In late 2006, Lionel began delivering an updated remake of its largest steam locomotive, the famous 4-8-4 Northern, as well as a gray Union Pacific Northern with smoke deflectors (elephant ears); both new versions have digital sounds. Due in late 2006 or early 2007 is a new high-detail Pacific (4-6-2) with both TMCC capability and RailSounds. Additionally, Lionel has just released, in 2006, the first newly tooled passenger fleet. These heavyweight style cars are neither a refashioning of older Flyer designs nor a repurposing of Lionel 027 rolling stock (as some earlier Lionel/Flyer freight cars had been.) Also in 2007 Lionel started to sell American Flyer track. The popular 19″ radius curve remaining unavailable to this day. Due late 2008 is an American Flyer Big Boy with TMCC and Railsounds.
The license to manufacture the track had been held by Maury Klein, whose K-Line brand of 0 gauge trains competed against Lionel in the toy train renaissance of the 1980s and 90’s and into the 21st. century. When K-Line fell upon hard times in recent years, it was purchased by Lionel LLC. Lionel then got the Flyer track as well as the tooling for two 0 gauge locomotive designs; the UP Big-Boy and the C&O Allegheny. Both of these engines had been tooled to 1/60th. scale so that 0 gauge operators with small layouts and narrow radius curves would be able to enjoy what would otherwise be behemoth engines.
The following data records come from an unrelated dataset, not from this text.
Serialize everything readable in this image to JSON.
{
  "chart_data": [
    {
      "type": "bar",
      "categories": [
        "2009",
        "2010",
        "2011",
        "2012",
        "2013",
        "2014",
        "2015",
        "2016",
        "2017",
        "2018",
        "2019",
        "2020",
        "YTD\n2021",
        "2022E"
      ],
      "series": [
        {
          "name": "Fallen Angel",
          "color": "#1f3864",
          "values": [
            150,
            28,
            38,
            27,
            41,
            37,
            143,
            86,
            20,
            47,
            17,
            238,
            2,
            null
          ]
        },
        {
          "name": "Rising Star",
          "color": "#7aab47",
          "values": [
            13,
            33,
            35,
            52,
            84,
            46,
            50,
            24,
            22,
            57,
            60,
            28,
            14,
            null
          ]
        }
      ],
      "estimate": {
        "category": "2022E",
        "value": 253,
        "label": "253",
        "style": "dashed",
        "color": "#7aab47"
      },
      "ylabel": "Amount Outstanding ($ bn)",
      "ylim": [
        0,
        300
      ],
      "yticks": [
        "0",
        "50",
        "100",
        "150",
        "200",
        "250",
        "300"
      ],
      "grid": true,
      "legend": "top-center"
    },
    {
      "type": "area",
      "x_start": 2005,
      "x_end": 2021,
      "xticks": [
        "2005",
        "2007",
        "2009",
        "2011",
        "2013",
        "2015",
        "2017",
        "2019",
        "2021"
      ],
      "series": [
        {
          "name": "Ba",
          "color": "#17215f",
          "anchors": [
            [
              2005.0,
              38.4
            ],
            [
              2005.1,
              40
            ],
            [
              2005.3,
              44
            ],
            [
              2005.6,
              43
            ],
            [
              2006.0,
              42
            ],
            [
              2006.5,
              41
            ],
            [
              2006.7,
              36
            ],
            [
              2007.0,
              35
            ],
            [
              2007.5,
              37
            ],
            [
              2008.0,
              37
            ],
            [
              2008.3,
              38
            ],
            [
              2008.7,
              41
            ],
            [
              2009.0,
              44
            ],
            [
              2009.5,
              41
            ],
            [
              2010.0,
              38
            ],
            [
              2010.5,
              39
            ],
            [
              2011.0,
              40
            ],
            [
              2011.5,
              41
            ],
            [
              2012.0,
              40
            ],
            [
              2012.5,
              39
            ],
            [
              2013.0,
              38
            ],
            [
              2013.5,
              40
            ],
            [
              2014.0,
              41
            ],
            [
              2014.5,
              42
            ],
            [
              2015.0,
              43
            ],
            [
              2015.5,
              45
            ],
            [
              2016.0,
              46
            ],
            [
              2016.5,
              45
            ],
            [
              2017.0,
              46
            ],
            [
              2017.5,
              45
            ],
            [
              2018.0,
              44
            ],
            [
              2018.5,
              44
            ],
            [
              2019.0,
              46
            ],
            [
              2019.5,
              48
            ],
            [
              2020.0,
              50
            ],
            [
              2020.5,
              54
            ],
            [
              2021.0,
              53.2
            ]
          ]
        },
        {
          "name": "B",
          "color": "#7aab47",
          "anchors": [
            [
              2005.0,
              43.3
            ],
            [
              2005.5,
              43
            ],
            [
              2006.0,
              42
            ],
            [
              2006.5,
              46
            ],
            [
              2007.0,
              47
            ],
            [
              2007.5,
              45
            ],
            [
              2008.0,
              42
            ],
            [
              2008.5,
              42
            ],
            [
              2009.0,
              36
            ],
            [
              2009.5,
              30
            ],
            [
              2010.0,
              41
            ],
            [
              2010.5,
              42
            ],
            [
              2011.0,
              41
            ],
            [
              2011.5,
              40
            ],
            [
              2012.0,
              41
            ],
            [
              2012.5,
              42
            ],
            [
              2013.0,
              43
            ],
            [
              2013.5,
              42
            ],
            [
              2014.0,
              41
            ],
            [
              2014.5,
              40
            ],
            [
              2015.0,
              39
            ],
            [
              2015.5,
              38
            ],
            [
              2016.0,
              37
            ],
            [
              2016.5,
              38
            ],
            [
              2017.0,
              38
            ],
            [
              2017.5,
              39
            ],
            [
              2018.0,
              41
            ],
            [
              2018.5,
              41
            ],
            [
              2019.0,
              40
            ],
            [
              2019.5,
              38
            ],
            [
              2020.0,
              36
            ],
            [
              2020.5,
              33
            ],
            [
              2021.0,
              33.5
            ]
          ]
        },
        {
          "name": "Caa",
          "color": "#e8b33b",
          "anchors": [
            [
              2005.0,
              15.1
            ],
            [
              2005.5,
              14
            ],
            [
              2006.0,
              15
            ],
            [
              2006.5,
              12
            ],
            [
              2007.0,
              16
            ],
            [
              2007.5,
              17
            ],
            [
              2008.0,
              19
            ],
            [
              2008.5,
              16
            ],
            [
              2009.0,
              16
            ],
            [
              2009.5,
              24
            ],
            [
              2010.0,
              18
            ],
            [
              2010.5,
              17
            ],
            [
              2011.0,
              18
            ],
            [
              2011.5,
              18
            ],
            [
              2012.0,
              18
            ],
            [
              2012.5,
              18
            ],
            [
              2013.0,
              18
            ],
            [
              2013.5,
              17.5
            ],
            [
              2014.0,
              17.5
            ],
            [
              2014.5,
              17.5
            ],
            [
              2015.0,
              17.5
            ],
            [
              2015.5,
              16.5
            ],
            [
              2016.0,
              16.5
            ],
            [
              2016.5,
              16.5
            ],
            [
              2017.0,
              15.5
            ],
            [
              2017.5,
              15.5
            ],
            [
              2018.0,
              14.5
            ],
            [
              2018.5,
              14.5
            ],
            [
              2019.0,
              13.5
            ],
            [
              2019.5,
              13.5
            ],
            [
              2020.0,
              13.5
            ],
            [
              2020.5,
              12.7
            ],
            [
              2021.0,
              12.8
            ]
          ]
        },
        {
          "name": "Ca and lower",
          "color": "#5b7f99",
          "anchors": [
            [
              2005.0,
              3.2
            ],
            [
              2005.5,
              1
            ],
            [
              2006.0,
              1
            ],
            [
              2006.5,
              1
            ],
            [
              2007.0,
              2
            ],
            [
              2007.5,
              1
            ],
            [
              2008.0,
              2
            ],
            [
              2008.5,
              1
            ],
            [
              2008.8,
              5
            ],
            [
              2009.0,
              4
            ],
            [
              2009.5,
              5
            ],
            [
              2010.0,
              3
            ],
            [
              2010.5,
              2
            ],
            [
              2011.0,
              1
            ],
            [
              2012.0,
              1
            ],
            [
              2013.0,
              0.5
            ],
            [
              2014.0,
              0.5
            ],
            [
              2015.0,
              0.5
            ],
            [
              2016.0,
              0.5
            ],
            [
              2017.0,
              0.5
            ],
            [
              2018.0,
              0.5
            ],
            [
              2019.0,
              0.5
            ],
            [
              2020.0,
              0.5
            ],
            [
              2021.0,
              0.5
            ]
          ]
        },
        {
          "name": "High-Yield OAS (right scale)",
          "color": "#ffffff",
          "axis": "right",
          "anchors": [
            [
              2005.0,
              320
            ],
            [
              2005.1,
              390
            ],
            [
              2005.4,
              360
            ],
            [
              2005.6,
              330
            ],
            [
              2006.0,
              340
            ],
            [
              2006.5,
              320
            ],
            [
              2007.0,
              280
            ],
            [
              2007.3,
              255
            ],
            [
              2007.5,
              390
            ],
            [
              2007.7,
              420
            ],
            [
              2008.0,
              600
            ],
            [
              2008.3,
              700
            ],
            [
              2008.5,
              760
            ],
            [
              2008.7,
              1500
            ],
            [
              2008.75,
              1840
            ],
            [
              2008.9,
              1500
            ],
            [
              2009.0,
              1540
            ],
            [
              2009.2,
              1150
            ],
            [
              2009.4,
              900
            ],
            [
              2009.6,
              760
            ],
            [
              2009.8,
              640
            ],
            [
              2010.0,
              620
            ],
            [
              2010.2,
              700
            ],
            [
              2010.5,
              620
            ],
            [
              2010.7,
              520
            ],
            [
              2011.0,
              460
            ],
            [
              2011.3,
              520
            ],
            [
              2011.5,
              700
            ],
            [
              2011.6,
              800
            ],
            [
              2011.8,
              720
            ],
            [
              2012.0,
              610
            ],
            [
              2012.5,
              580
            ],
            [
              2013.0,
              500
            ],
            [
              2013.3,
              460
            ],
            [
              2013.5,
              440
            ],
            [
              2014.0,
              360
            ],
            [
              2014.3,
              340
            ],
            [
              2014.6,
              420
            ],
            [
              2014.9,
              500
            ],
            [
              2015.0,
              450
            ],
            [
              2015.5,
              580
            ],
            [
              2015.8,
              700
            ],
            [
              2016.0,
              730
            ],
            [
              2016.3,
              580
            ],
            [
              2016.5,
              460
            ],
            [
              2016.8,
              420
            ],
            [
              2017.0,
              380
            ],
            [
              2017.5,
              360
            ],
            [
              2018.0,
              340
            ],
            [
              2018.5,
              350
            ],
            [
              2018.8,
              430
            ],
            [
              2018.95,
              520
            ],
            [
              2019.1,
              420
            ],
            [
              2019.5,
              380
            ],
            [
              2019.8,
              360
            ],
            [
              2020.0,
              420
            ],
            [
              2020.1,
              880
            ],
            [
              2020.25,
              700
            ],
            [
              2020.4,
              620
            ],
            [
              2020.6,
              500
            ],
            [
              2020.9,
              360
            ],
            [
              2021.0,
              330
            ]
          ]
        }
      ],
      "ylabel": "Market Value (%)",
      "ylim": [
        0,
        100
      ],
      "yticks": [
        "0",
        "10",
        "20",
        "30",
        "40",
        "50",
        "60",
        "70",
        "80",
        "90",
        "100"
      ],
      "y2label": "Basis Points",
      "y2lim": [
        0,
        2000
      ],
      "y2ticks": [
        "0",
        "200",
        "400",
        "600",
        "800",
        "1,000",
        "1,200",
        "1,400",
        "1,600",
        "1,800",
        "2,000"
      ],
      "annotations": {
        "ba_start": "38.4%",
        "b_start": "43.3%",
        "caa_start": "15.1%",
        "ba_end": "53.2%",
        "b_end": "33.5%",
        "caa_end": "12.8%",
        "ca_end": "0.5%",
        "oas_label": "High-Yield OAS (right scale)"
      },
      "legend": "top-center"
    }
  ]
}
Their closeness to 1/64th. scale, however, made these engines naturals for development into the American Flyer Line, particularly since Lionel already possesses tooling for these locomotives in their 0 scale product lines. After considerable delay the company finally delivered the Big Boy in December 2009. No offering has yet been made as to the Allegheny, though collectors and aficionados hold out hope that a sell-out success with the current offering will stimulate the company to proceed further.
Lionel’s investment in new tooling is being interpreted among many S-scalers as a sign of commitment by the manufacturer to their market segment, as well as the brand, the gauge, and the hobby in itself.